After several years of discovery and several prior motions to compel, the COFC granted the plaintiff-contractor’s third motion to compel, finding that the Government’s discovery efforts had been inadequate from the outset of the litigation. To assess the Government’s compliance with its obligation to search for and produce responsive documents, the Court required the Government to submit the declarations of 23 current and former Government employees addressing the conduct of discovery. The declarations indicated that although plaintiff filed its complaint in August 2011, Government counsel did not put a formal litigation hold in place until February 2012, and, of the 23 document custodians who submitted declarations, only two expressed any knowledge of the litigation hold.

Moreover, while a few declarants began their search for responsive documents in 2012, most did not, and in 2013, Government counsel e-mailed numerous custodians advising them of the need to conduct a thorough search for responsive electronic and hard copy documents. Government counsel included 12 categories of documents for which custodians were to search, and recommended eight search terms.

In early 2014, in the midst of ongoing discovery disputes, Government counsel represented to plaintiff’s counsel that 19 custodians had assisted with the search and had used 28 search terms to locate responsive electronic and hard copy documents. However, none of the declarants stated that they used the 28 search terms to identify responsive documents.

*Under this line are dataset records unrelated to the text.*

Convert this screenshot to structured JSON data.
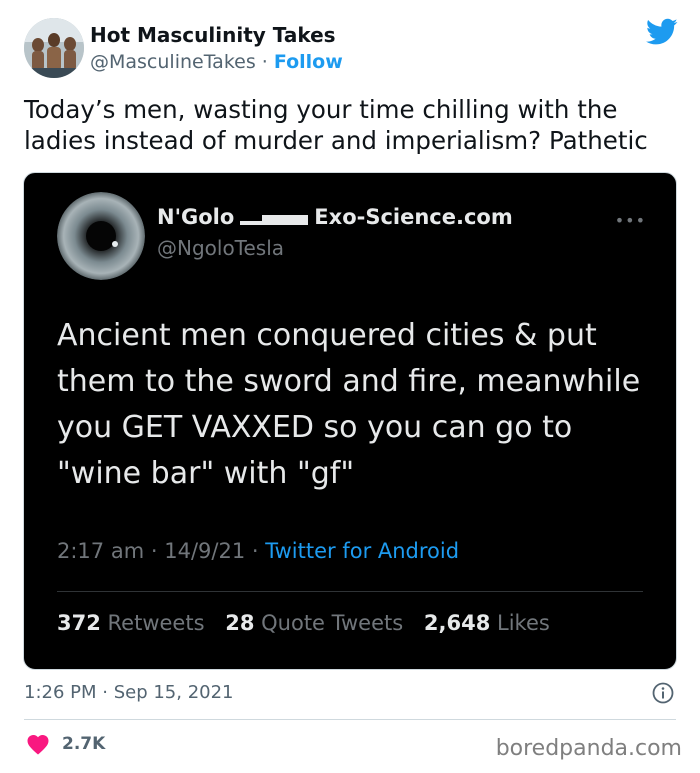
{
  "author": {
    "name": "Hot Masculinity Takes",
    "handle": "@MasculineTakes",
    "separator": "·",
    "follow_label": "Follow"
  },
  "tweet_text": "Today’s men, wasting your time chilling with the\nladies instead of murder and imperialism? Pathetic",
  "embedded": {
    "name": "N'Golo",
    "name_suffix": "Exo-Science.com",
    "handle": "@NgoloTesla",
    "more_label": "•••",
    "text": "Ancient men conquered cities & put\nthem to the sword and fire, meanwhile\nyou GET VAXXED so you can go to\n\"wine bar\" with \"gf\"",
    "time": "2:17 am",
    "date": "14/9/21",
    "separator": "·",
    "source_app": "Twitter for Android",
    "stats": {
      "retweets_count": "372",
      "retweets_label": "Retweets",
      "quotes_count": "28",
      "quotes_label": "Quote Tweets",
      "likes_count": "2,648",
      "likes_label": "Likes"
    }
  },
  "timestamp": "1:26 PM · Sep 15, 2021",
  "likes": "2.7K",
  "watermark": "boredpanda.com",
  "colors": {
    "twitter_blue": "#1d9bf0",
    "heart_red": "#f91880",
    "media_bg": "#000000"
  },
  "icons": {
    "brand": "twitter-bird-icon",
    "info": "info-circle-icon",
    "like": "heart-icon",
    "more": "more-dots-icon"
  }
}
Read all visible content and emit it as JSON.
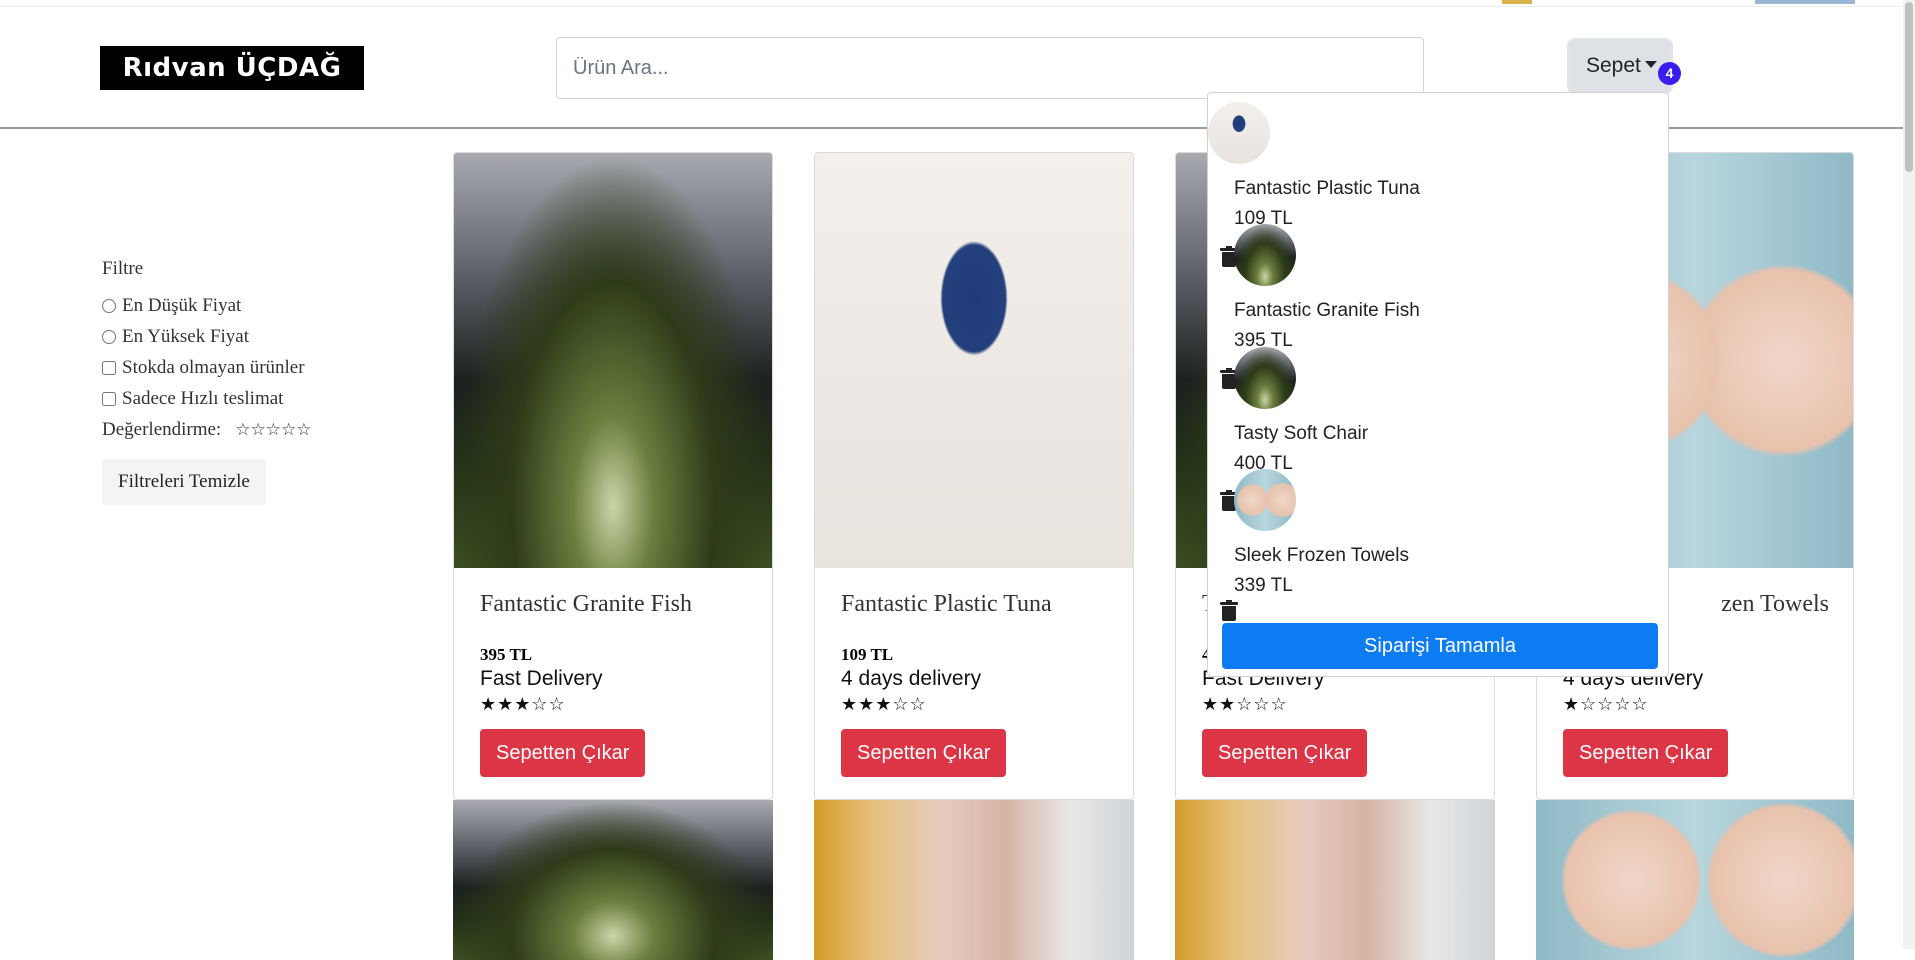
{
  "brand": {
    "logo": "Rıdvan ÜÇDAĞ"
  },
  "search": {
    "placeholder": "Ürün Ara..."
  },
  "cart": {
    "label": "Sepet",
    "count": "4"
  },
  "filters": {
    "title": "Filtre",
    "lowest_price": "En Düşük Fiyat",
    "highest_price": "En Yüksek Fiyat",
    "out_of_stock": "Stokda olmayan ürünler",
    "fast_delivery_only": "Sadece Hızlı teslimat",
    "rating_label": "Değerlendirme:",
    "rating_stars": "☆☆☆☆☆",
    "clear": "Filtreleri Temizle"
  },
  "products": [
    {
      "title": "Fantastic Granite Fish",
      "price": "395 TL",
      "delivery": "Fast Delivery",
      "rating": 3,
      "stars": "★★★☆☆",
      "button": "Sepetten Çıkar",
      "image": "golf"
    },
    {
      "title": "Fantastic Plastic Tuna",
      "price": "109 TL",
      "delivery": "4 days delivery",
      "rating": 3,
      "stars": "★★★☆☆",
      "button": "Sepetten Çıkar",
      "image": "jump"
    },
    {
      "title": "T",
      "price": "4",
      "delivery": "Fast Delivery",
      "rating": 2,
      "stars": "★★☆☆☆",
      "button": "Sepetten Çıkar",
      "image": "golf"
    },
    {
      "title": "zen Towels",
      "price": "",
      "delivery": "4 days delivery",
      "rating": 1,
      "stars": "★☆☆☆☆",
      "button": "Sepetten Çıkar",
      "image": "face"
    }
  ],
  "cart_dropdown": {
    "items": [
      {
        "name": "Fantastic Plastic Tuna",
        "price": "109 TL",
        "image": "jump"
      },
      {
        "name": "Fantastic Granite Fish",
        "price": "395 TL",
        "image": "golf"
      },
      {
        "name": "Tasty Soft Chair",
        "price": "400 TL",
        "image": "golf"
      },
      {
        "name": "Sleek Frozen Towels",
        "price": "339 TL",
        "image": "face"
      }
    ],
    "complete": "Siparişi Tamamla"
  }
}
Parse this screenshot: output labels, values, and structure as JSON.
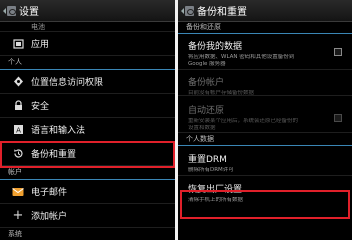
{
  "left": {
    "title": "设置",
    "partial_top_label": "电池",
    "items_apps": {
      "label": "应用"
    },
    "section_personal": "个人",
    "personal_items": [
      {
        "label": "位置信息访问权限",
        "icon": "location-icon"
      },
      {
        "label": "安全",
        "icon": "lock-icon"
      },
      {
        "label": "语言和输入法",
        "icon": "language-icon"
      },
      {
        "label": "备份和重置",
        "icon": "backup-restore-icon"
      }
    ],
    "section_accounts": "帐户",
    "account_items": [
      {
        "label": "电子邮件",
        "icon": "email-icon"
      },
      {
        "label": "添加帐户",
        "icon": "add-icon"
      }
    ],
    "partial_bottom_label": "系统"
  },
  "right": {
    "title": "备份和重置",
    "section_backup": "备份和还原",
    "backup_data": {
      "title": "备份我的数据",
      "summary_1": "将应用数据、WLAN 密码和其他设置备份到",
      "summary_2": "Google 服务器"
    },
    "backup_account": {
      "title": "备份帐户",
      "summary": "目前没有帐户存储备份数据"
    },
    "auto_restore": {
      "title": "自动还原",
      "summary_1": "重新安装某个应用后，系统会还原已经备份的",
      "summary_2": "设置和数据"
    },
    "section_personal": "个人数据",
    "reset_drm": {
      "title": "重置DRM",
      "summary": "删除所有DRM许可"
    },
    "factory_reset": {
      "title": "恢复出厂设置",
      "summary": "清除手机上的所有数据"
    }
  },
  "colors": {
    "highlight": "#e0202a",
    "accent_divider": "#3a86b5"
  }
}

Instead, to the extent the employees even remembered their efforts, the declarations showed great variation in the methods and keywords used to conduct the searches.

In criticizing the Government’s discovery efforts, the Court began by noting that a proper search for discoverable documents requires careful planning, oversight and monitoring by a party’s counsel. Counsel for a party must be able to explain to the court the rationale for the method chosen, demonstrate that it is appropriate for the task, and show that it was properly implemented.

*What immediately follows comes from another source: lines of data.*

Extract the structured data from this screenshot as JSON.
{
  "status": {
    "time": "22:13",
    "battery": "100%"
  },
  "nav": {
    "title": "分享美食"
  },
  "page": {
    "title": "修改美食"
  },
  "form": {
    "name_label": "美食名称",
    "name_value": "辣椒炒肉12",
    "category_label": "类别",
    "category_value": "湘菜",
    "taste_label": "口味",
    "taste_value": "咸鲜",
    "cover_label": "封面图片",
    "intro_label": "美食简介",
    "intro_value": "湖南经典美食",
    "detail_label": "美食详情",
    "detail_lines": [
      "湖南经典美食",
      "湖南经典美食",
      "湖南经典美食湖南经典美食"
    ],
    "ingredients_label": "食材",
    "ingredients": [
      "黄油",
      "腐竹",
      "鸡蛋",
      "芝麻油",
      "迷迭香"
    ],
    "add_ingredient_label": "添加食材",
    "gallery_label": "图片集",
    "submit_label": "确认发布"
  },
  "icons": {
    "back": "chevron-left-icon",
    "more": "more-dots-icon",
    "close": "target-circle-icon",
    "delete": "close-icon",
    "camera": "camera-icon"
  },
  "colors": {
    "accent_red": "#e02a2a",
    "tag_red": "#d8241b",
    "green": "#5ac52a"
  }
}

Ultimately, the Court held that the Government had failed to put into place a systematic, reliable plan to find and produce all relevant documents due to little oversight by Government counsel over the Government employees’ search efforts. The declarations indicated that the custodians relied on an e-mail from Government counsel that listed document categories and recommended eight search terms to use in custodian searches. However, the decision regarding the exact search terms was left up to each individual, and none of the custodians used the 28 search terms that Government counsel represented had been used.

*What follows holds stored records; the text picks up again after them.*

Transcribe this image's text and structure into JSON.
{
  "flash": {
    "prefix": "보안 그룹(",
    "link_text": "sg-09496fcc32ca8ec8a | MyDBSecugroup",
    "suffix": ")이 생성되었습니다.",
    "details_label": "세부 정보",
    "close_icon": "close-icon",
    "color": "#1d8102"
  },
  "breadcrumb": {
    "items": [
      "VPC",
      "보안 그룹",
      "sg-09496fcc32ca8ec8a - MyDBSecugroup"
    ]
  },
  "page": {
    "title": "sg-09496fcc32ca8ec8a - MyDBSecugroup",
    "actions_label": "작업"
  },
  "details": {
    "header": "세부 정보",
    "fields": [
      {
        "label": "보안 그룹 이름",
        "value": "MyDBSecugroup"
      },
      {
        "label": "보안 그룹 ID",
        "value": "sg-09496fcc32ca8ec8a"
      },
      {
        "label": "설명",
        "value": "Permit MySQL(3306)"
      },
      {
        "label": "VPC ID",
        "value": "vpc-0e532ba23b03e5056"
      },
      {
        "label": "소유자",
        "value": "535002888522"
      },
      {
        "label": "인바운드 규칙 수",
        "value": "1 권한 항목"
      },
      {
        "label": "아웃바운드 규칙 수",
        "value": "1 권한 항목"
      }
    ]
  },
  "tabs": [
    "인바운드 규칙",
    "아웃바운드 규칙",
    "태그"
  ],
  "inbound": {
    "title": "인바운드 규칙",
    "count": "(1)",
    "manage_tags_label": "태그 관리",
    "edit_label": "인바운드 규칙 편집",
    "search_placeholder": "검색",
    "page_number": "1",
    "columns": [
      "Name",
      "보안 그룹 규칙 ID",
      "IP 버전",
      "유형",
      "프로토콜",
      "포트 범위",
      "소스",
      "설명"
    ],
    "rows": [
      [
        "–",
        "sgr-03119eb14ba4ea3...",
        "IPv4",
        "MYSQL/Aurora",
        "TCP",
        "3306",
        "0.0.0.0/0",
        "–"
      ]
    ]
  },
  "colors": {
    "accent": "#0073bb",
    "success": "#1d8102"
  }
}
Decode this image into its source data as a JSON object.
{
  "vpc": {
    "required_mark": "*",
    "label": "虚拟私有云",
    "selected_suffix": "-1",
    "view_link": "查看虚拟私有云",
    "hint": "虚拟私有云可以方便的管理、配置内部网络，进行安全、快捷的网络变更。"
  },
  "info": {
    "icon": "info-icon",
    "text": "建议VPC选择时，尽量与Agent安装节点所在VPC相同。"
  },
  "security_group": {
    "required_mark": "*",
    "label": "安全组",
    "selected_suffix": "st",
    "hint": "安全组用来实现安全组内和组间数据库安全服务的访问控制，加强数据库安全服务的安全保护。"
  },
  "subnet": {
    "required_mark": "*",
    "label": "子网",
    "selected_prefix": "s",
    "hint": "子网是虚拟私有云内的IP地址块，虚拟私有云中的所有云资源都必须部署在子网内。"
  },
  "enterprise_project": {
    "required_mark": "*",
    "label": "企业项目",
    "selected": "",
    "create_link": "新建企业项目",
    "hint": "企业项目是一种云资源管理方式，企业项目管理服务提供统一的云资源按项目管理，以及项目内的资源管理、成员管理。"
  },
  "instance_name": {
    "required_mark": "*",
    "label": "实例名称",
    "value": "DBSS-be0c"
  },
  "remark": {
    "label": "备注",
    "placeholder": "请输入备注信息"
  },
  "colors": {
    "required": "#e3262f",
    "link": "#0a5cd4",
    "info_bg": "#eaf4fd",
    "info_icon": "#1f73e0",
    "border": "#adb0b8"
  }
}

Moreover, the custodians were not required to keep any record of the search terms they used, nor did Government counsel exercise any meaningful oversight over individual search efforts. To remedy the Government’s discovery failures, the Court ordered Government counsel to collaborate with plaintiff ’s counsel to identify relevant document custodians and establish a comprehensive search protocol.

Key Lessons from New Orleans Regional: Parties have an obligation to preserve relevant evidence and, in discovery, to search for and produce responsive documents. That obligation may not be satisfied if counsel fails to issue timely litigation holds and maintain control over the discovery process. Particularly where the harvesting of electronic documents (e.g., e-mails) is required, unless records are kept of the custodians whose records were searched and the particular search terms used, a party litigant might be unable to demonstrate that it has fully satisfied its discovery obligations.

Conclusion—The decisions described in this Feature Comment are among the most important Government contract claims decisions issued in 2015. These cases provide key lessons for interpreting contract requirements, establishing jurisdiction over claims, and conducting audits and document discovery in claims appeals.

Republished with permission. This article first appeared in The Government Contractor on March 23, 2016.